Ce colloque vise donc à prendre au mot le constat de Graeber pour essayer de réfléchir, avec d’autres, à ce que supposent, manifestent et ambitionnent les « perspectives anarchisantes » qui se reflètent tant dans les pensées et pratiques que dans les théorisations situées implicitement ou explicitement dans cet horizon de réflexion interdisciplinaire. Cela implique notamment de penser, dans les arts et les études littéraires, mais aussi les sciences sociales et la philosophie, cet « imaginaire de l’ingouvernabilité » illustré par : la méfiance envers les institutions; la coopération plutôt que la compétition; le refus de l’autorité surplombante; les tentations et tentatives de désertion, de guérilla, de sabotage, de désobéissance voire de trahison; l’accent mis sur le collectif plutôt que l’auteur-génie; le recours à une certaine violence (ou tout du moins le conflit et l’antagonisme) plutôt que le consensus; la communauté avec ou contre l’individu; le « vivre sans » (police, travail, argent) comme utopie; la dynamique autonomie / hétéronomie; etc. Cela engage également à méditer et discuter les soubassements ontologiques (la composition de la réalité sociale), les présupposés épistémologiques (les méthodes réflexives et critiques à l’œuvre chez les acteurs) et les orientations normatives (les principes d’égalité, de liberté ou de justice censées gouverner la transformation du réel) qui structurent ces « perspectives anarchisantes » à titre de condition de possibilité et de manifestations concrètes.

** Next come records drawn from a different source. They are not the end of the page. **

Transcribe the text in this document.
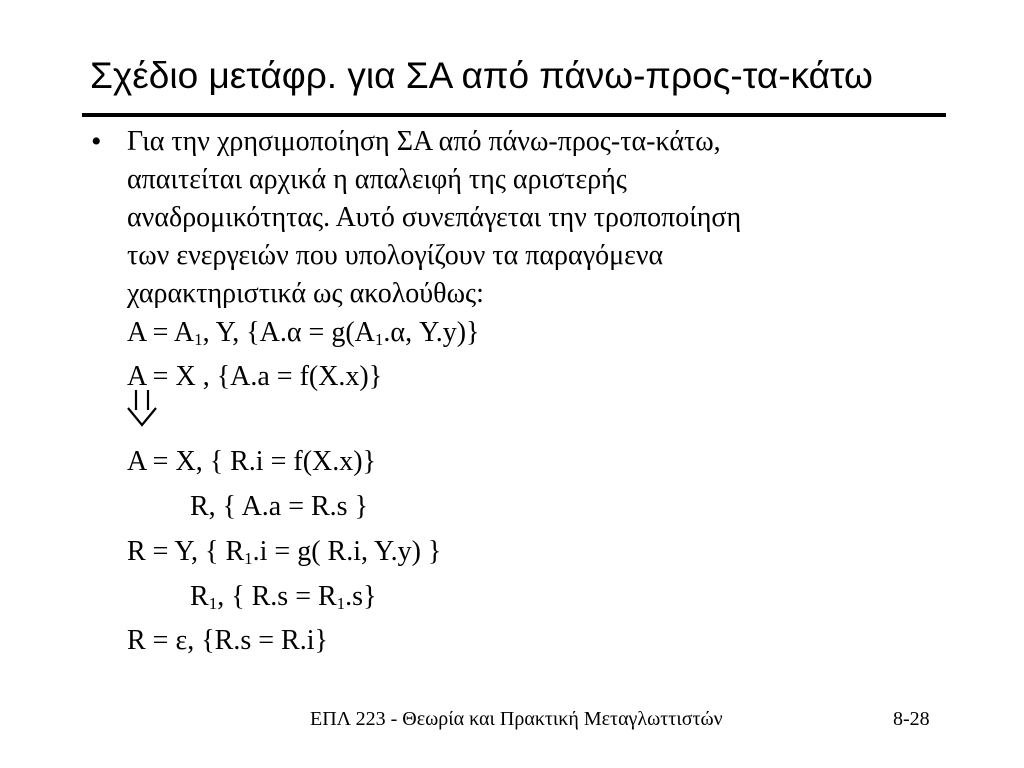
Σχέδιο μετάφρ. για ΣΑ από πάνω-προς-τα-κάτω
• Για την χρησιμοποίηση ΣΑ από πάνω-προς-τα-κάτω,
απαιτείται αρχικά η απαλειφή της αριστερής
αναδρομικότητας. Αυτό συνεπάγεται την τροποποίηση
των ενεργειών που υπολογίζουν τα παραγόμενα
χαρακτηριστικά ως ακολούθως:
$A = A_1$, Y, {$A.\alpha = g(A_1.\alpha$, Y.y)}
A = X , {A.a = f(X.x)}
A = X, { R.i = f(X.x)}
R, { A.a = R.s }
R = Y, { $R_1.i = g$( R.i, Y.y) }
$R_1$, { $R.s = R_1.s$}
R = ε, {R.s = R.i}
ΕΠΛ 223 - Θεωρία και Πρακτική Μεταγλωττιστών	8-28
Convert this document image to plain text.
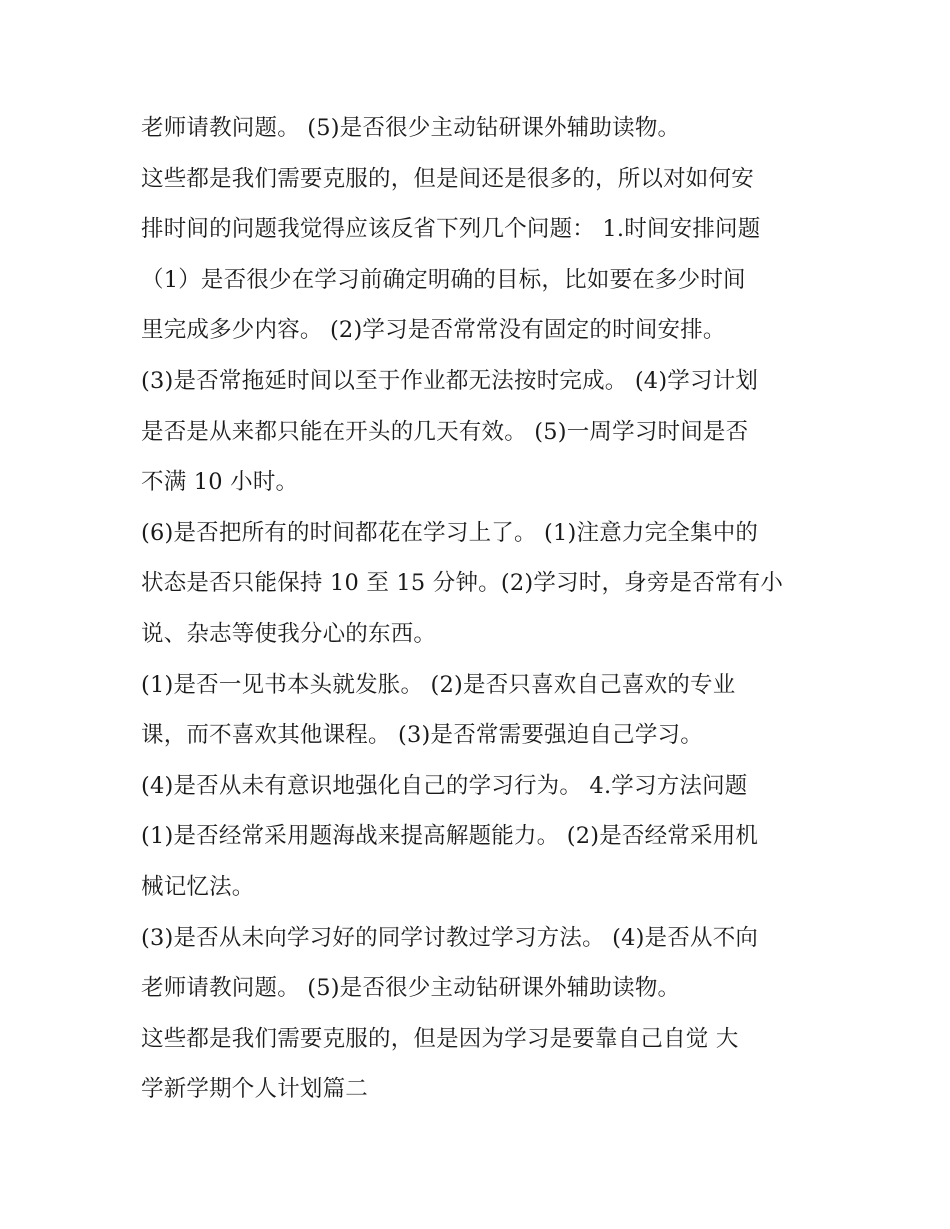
老师请教问题。 (5)是否很少主动钻研课外辅助读物。
这些都是我们需要克服的，但是间还是很多的，所以对如何安
排时间的问题我觉得应该反省下列几个问题： 1.时间安排问题
（1）是否很少在学习前确定明确的目标，比如要在多少时间
里完成多少内容。 (2)学习是否常常没有固定的时间安排。
(3)是否常拖延时间以至于作业都无法按时完成。 (4)学习计划
是否是从来都只能在开头的几天有效。 (5)一周学习时间是否
不满 10 小时。
(6)是否把所有的时间都花在学习上了。 (1)注意力完全集中的
状态是否只能保持 10 至 15 分钟。(2)学习时，身旁是否常有小
说、杂志等使我分心的东西。
(1)是否一见书本头就发胀。 (2)是否只喜欢自己喜欢的专业
课，而不喜欢其他课程。 (3)是否常需要强迫自己学习。
(4)是否从未有意识地强化自己的学习行为。 4.学习方法问题
(1)是否经常采用题海战来提高解题能力。 (2)是否经常采用机
械记忆法。
(3)是否从未向学习好的同学讨教过学习方法。 (4)是否从不向
老师请教问题。 (5)是否很少主动钻研课外辅助读物。
这些都是我们需要克服的，但是因为学习是要靠自己自觉 大
学新学期个人计划篇二
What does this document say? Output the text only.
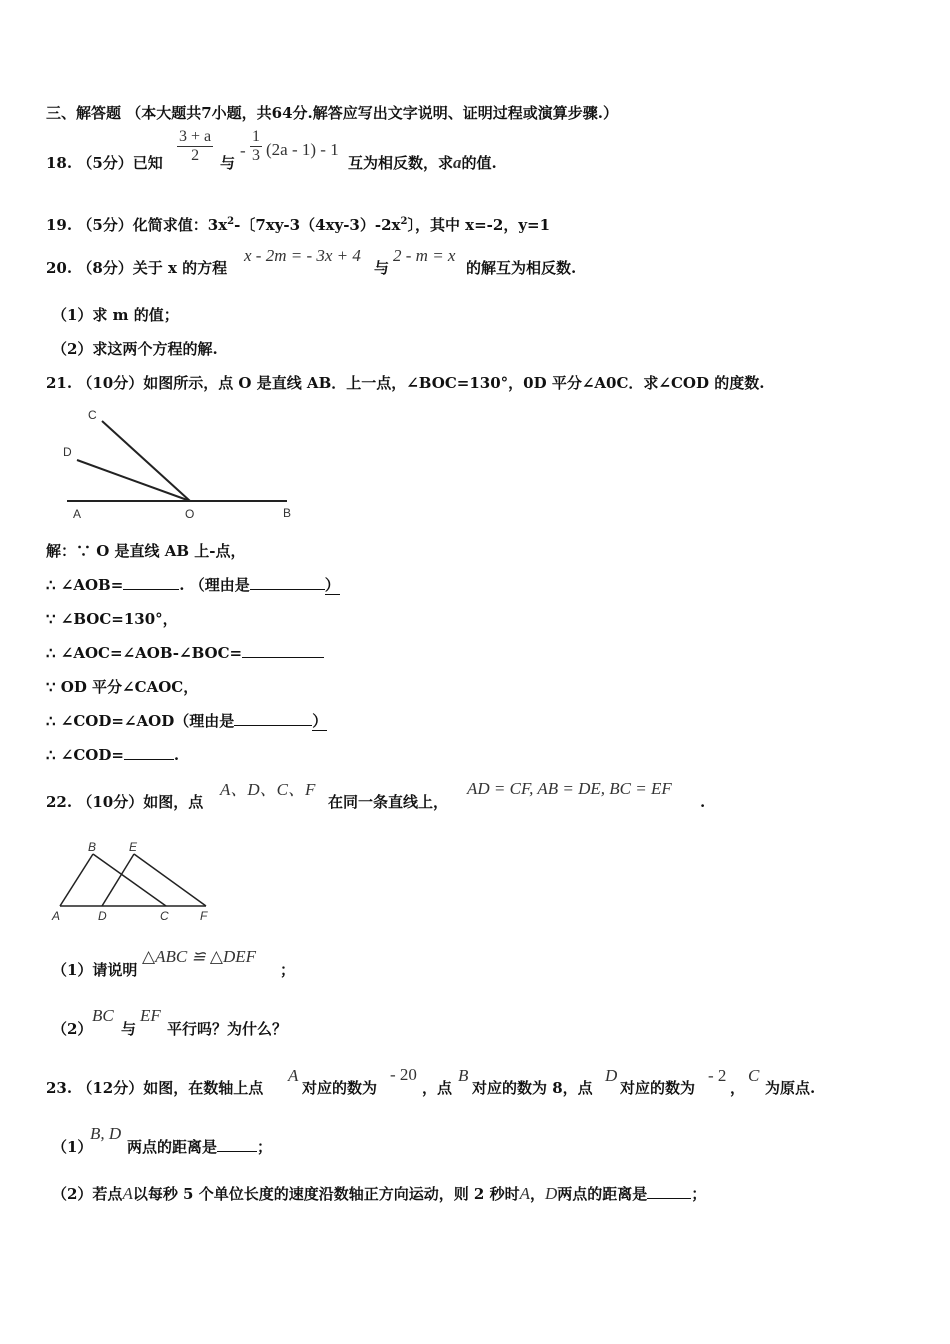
三、解答题 （本大题共7小题，共64分.解答应写出文字说明、证明过程或演算步骤.）
18. （5分）已知 $\frac{3 + a}{2}$ 与
- $\frac{1}{3} (2a - 1) - 1$
互为相反数，求a的值.
19. （5分）化简求值：$3x^2-$〔$7xy-3(4xy-3)-2x^2$〕，其中 x=-2，y=1
20. （8分）关于 x 的方程
x - 2m = - 3x + 4
与
2 - m = x
的解互为相反数.
（1）求 m 的值；
（2）求这两个方程的解.
21. （10分）如图所示，点 O 是直线 AB．上一点，∠BOC=130°，0D 平分∠A0C．求∠COD 的度数.
C
D
A	O	B
解：∵ O 是直线 AB 上-点，
∴ ∠AOB=	. （理由是	）
∵ ∠BOC=130°，
∴ ∠AOC=∠AOB-∠BOC=
∵ OD 平分∠CAOC，
∴ ∠COD=∠AOD（理由是	）
∴ ∠COD=	.
22. （10分）如图，点
A、D、C、F
在同一条直线上，
AD = CF, AB = DE, BC = EF
.
B	E
A	D	C	F
（1）请说明
△ABC ≌ △DEF
；
（2）
BC
与
EF
平行吗？为什么？
23. （12分）如图，在数轴上点
A
对应的数为
- 20
，点
B
对应的数为 8，点
D
对应的数为
- 2
，
C
为原点.
（1）
B, D
两点的距离是	；
（2）若点A以每秒 5 个单位长度的速度沿数轴正方向运动，则 2 秒时A，D两点的距离是	；
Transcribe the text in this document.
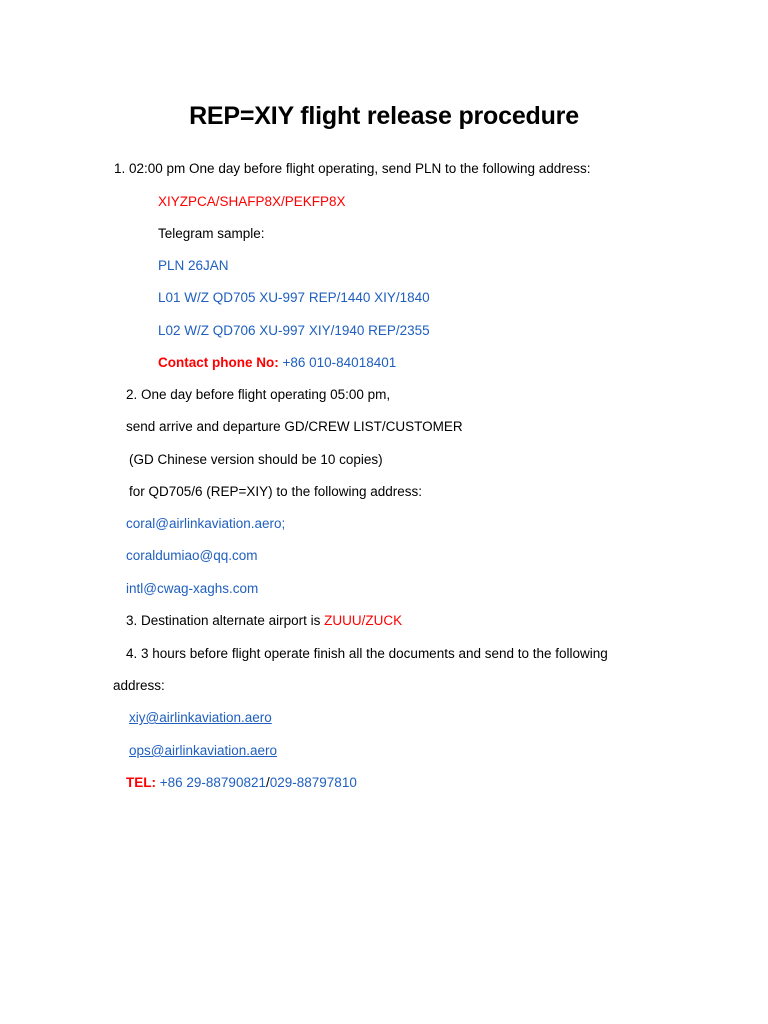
REP=XIY flight release procedure
1. 02:00 pm One day before flight operating, send PLN to the following address:
XIYZPCA/SHAFP8X/PEKFP8X
Telegram sample:
PLN 26JAN
L01 W/Z QD705 XU-997 REP/1440 XIY/1840
L02 W/Z QD706 XU-997 XIY/1940 REP/2355
Contact phone No: +86 010-84018401
2. One day before flight operating 05:00 pm,
send arrive and departure GD/CREW LIST/CUSTOMER
(GD Chinese version should be 10 copies)
for QD705/6 (REP=XIY) to the following address:
coral@airlinkaviation.aero;
coraldumiao@qq.com
intl@cwag-xaghs.com
3. Destination alternate airport is ZUUU/ZUCK
4. 3 hours before flight operate finish all the documents and send to the following
address:
xiy@airlinkaviation.aero
ops@airlinkaviation.aero
TEL: +86 29-88790821/029-88797810
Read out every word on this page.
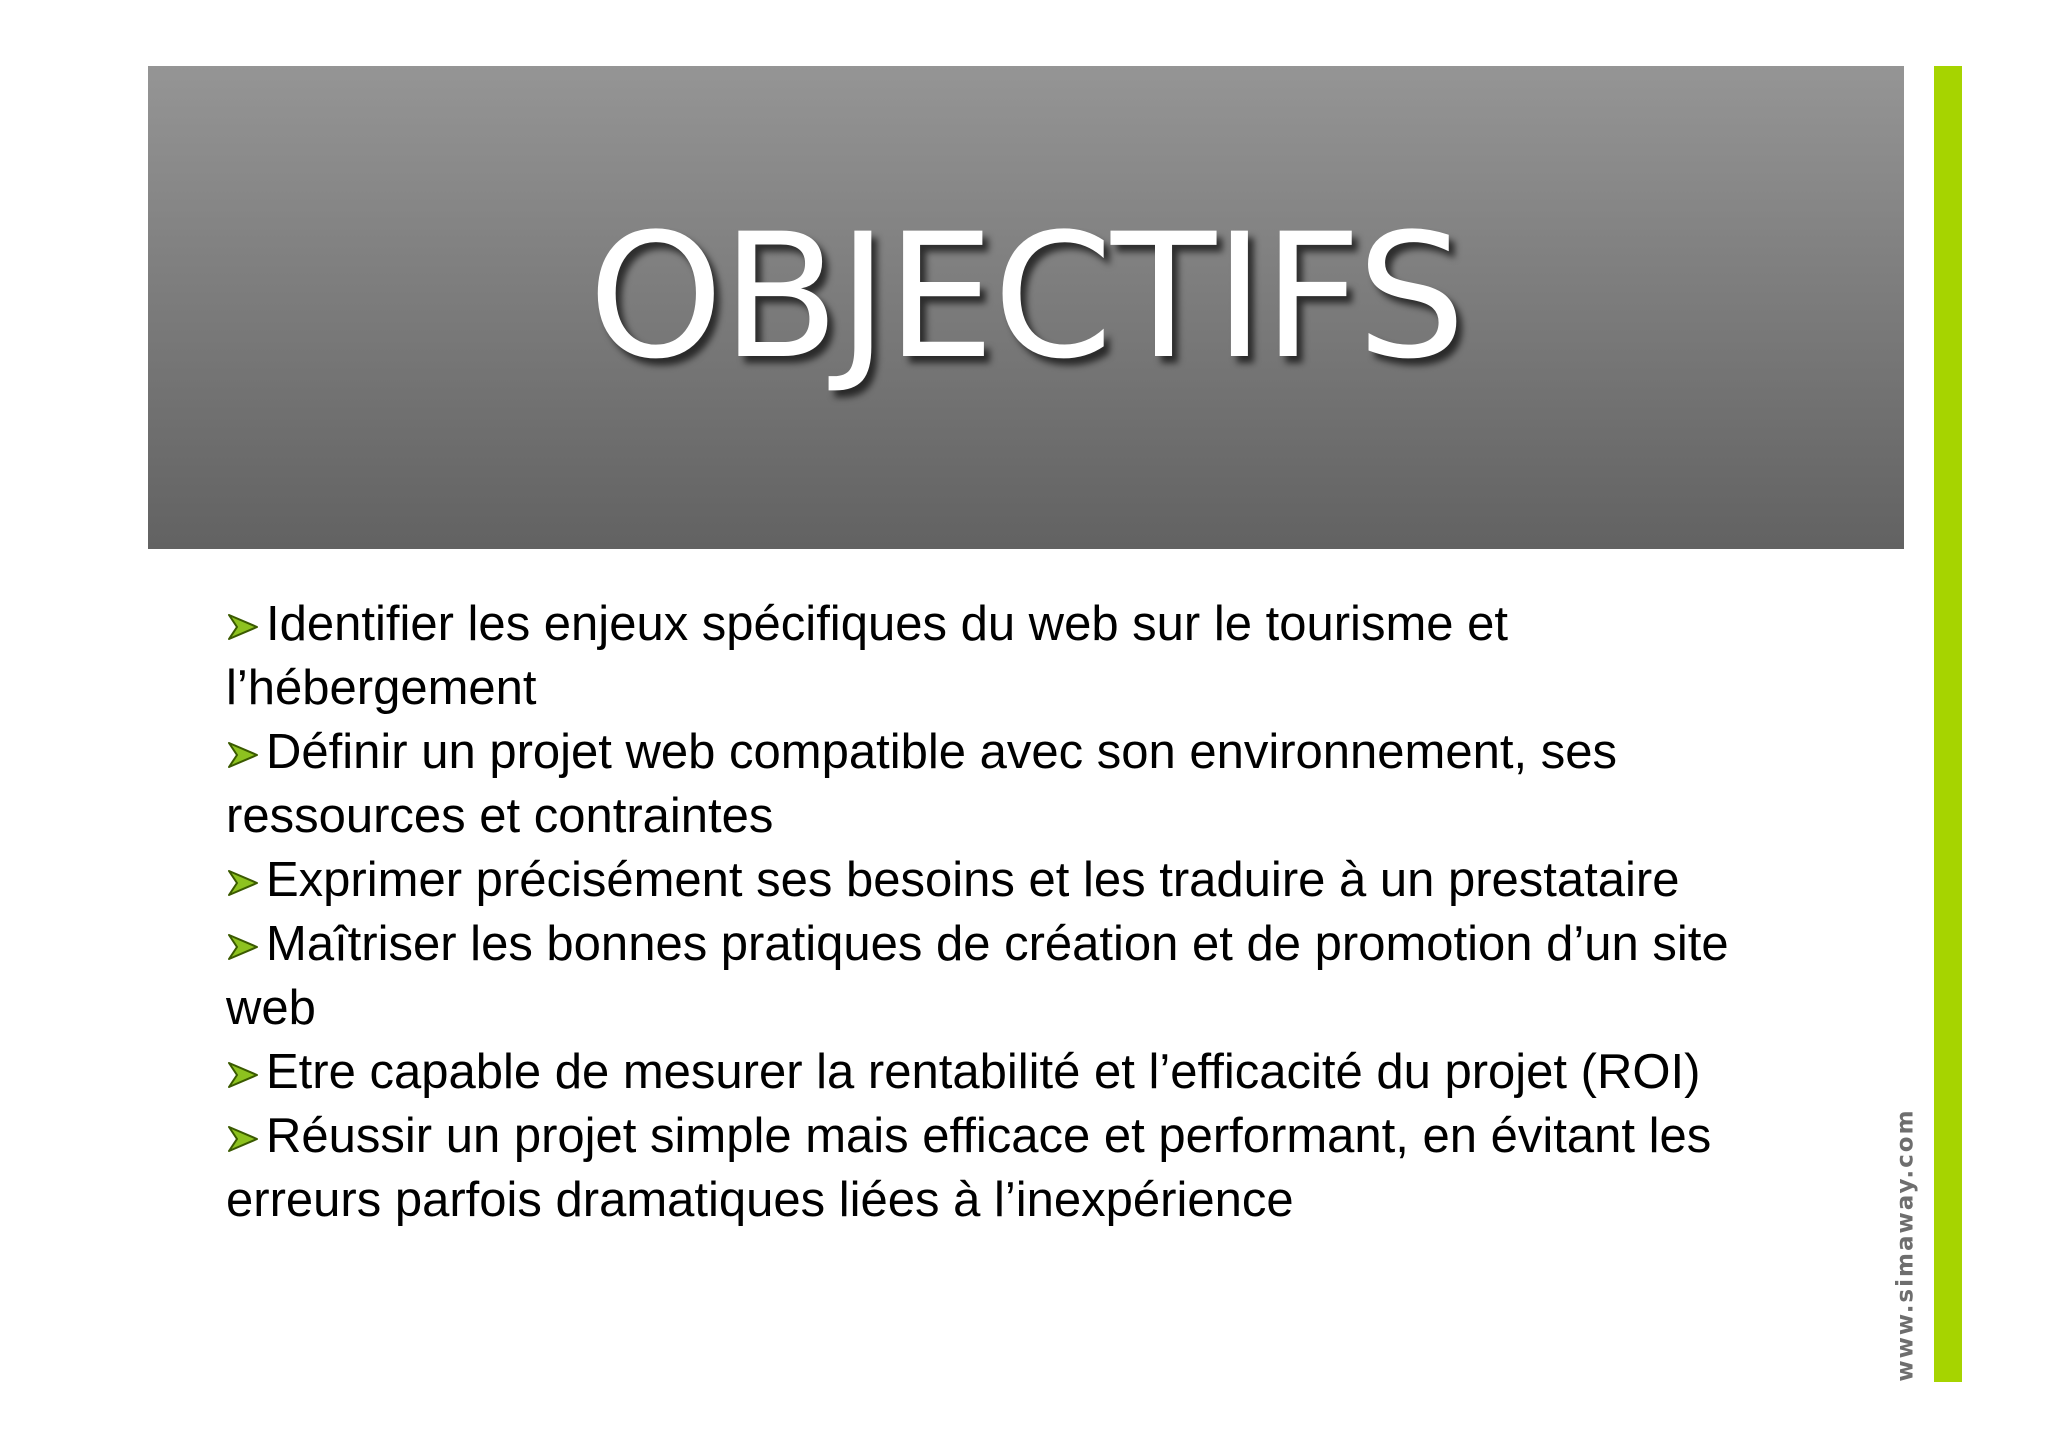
OBJECTIFS
www.simaway.com
Identifier les enjeux spécifiques du web sur le tourisme et l’hébergement
Définir un projet web compatible avec son environnement, ses ressources et contraintes
Exprimer précisément ses besoins et les traduire à un prestataire
Maîtriser les bonnes pratiques de création et de promotion d’un site web
Etre capable de mesurer la rentabilité et l’efficacité du projet (ROI)
Réussir un projet simple mais efficace et performant, en évitant les erreurs parfois dramatiques liées à l’inexpérience
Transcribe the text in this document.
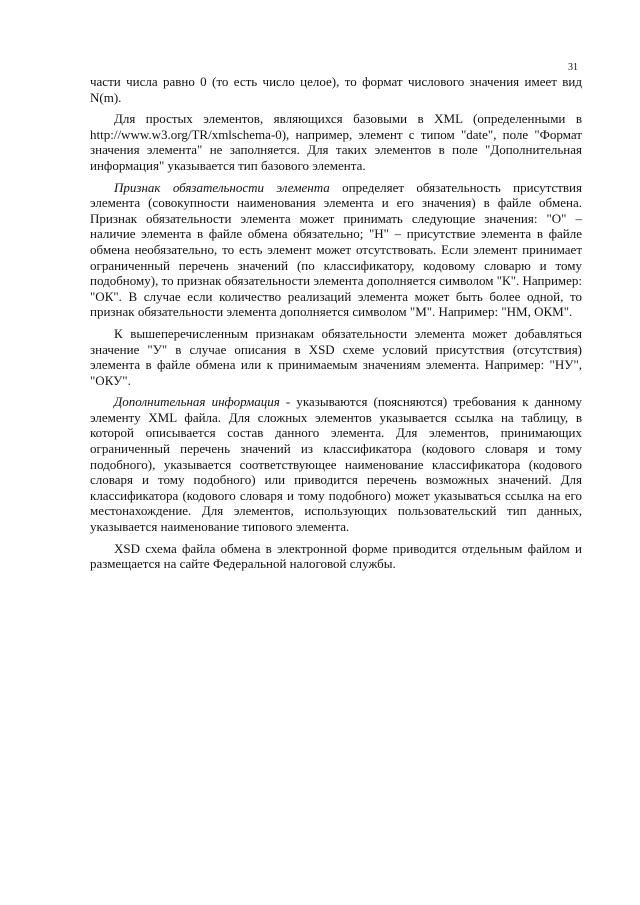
31

части числа равно 0 (то есть число целое), то формат числового значения имеет вид N(m).

Для простых элементов, являющихся базовыми в XML (определенными в http://www.w3.org/TR/xmlschema-0), например, элемент с типом "date", поле "Формат значения элемента" не заполняется. Для таких элементов в поле "Дополнительная информация" указывается тип базового элемента.

Признак обязательности элемента определяет обязательность присутствия элемента (совокупности наименования элемента и его значения) в файле обмена. Признак обязательности элемента может принимать следующие значения: "О" – наличие элемента в файле обмена обязательно; "Н" – присутствие элемента в файле обмена необязательно, то есть элемент может отсутствовать. Если элемент принимает ограниченный перечень значений (по классификатору, кодовому словарю и тому подобному), то признак обязательности элемента дополняется символом "К". Например: "ОК". В случае если количество реализаций элемента может быть более одной, то признак обязательности элемента дополняется символом "М". Например: "НМ, ОКМ".

К вышеперечисленным признакам обязательности элемента может добавляться значение "У" в случае описания в XSD схеме условий присутствия (отсутствия) элемента в файле обмена или к принимаемым значениям элемента. Например: "НУ", "ОКУ".

Дополнительная информация - указываются (поясняются) требования к данному элементу XML файла. Для сложных элементов указывается ссылка на таблицу, в которой описывается состав данного элемента. Для элементов, принимающих ограниченный перечень значений из классификатора (кодового словаря и тому подобного), указывается соответствующее наименование классификатора (кодового словаря и тому подобного) или приводится перечень возможных значений. Для классификатора (кодового словаря и тому подобного) может указываться ссылка на его местонахождение. Для элементов, использующих пользовательский тип данных, указывается наименование типового элемента.

XSD схема файла обмена в электронной форме приводится отдельным файлом и размещается на сайте Федеральной налоговой службы.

Les points d’entrée dans le colloque pourront donc s’effectuer à partir de multiples et complémentaires interrogations et disciplines, toutes reliées à la compréhension des tendances contemporaines : mouvements sociaux, courants de pensée, œuvres et auteurs, exprimant à divers degrés des « perspectives anarchisantes » sur la démocratie, le politique, les institutions, l’égalité, la liberté, la communauté, l’association, l’individu, etc.

La date limite pour faire une proposition d’intervention (20-30 min) est fixée au 1er aout 2022. Celle-ci est à envoyer à l’adresse astruc [point] remi [arobase] orange [point] fr


Lieu et dates:

Le colloque se tiendra, en présentiel uniquement, les jeudi et vendredi 20 et 21 octobre 2022 dans l’amphithéâtre de la médiathèque du patrimoine et de l’architecture de Charenton-le-Pont (Paris, Métro Liberté)

11 rue du Séminaire de Conflans, 94 220 Charenton-le-Pont


Comité scientifique:

Thierry Tremblay (University of Malta)

Patrick Valéau (Université de Rennes)

Stéphane Vibert (Université d’Ottawa)

Rémi Astruc (CY université)

Gilles Labelle, professeur titulaire, École d’études politiques, Université d’Ottawa

Philippe Chanial, professeur de sociologie, Université de Caen, co-directeur du Centre de Recherche Risques & Vulnérabilités (CERREV).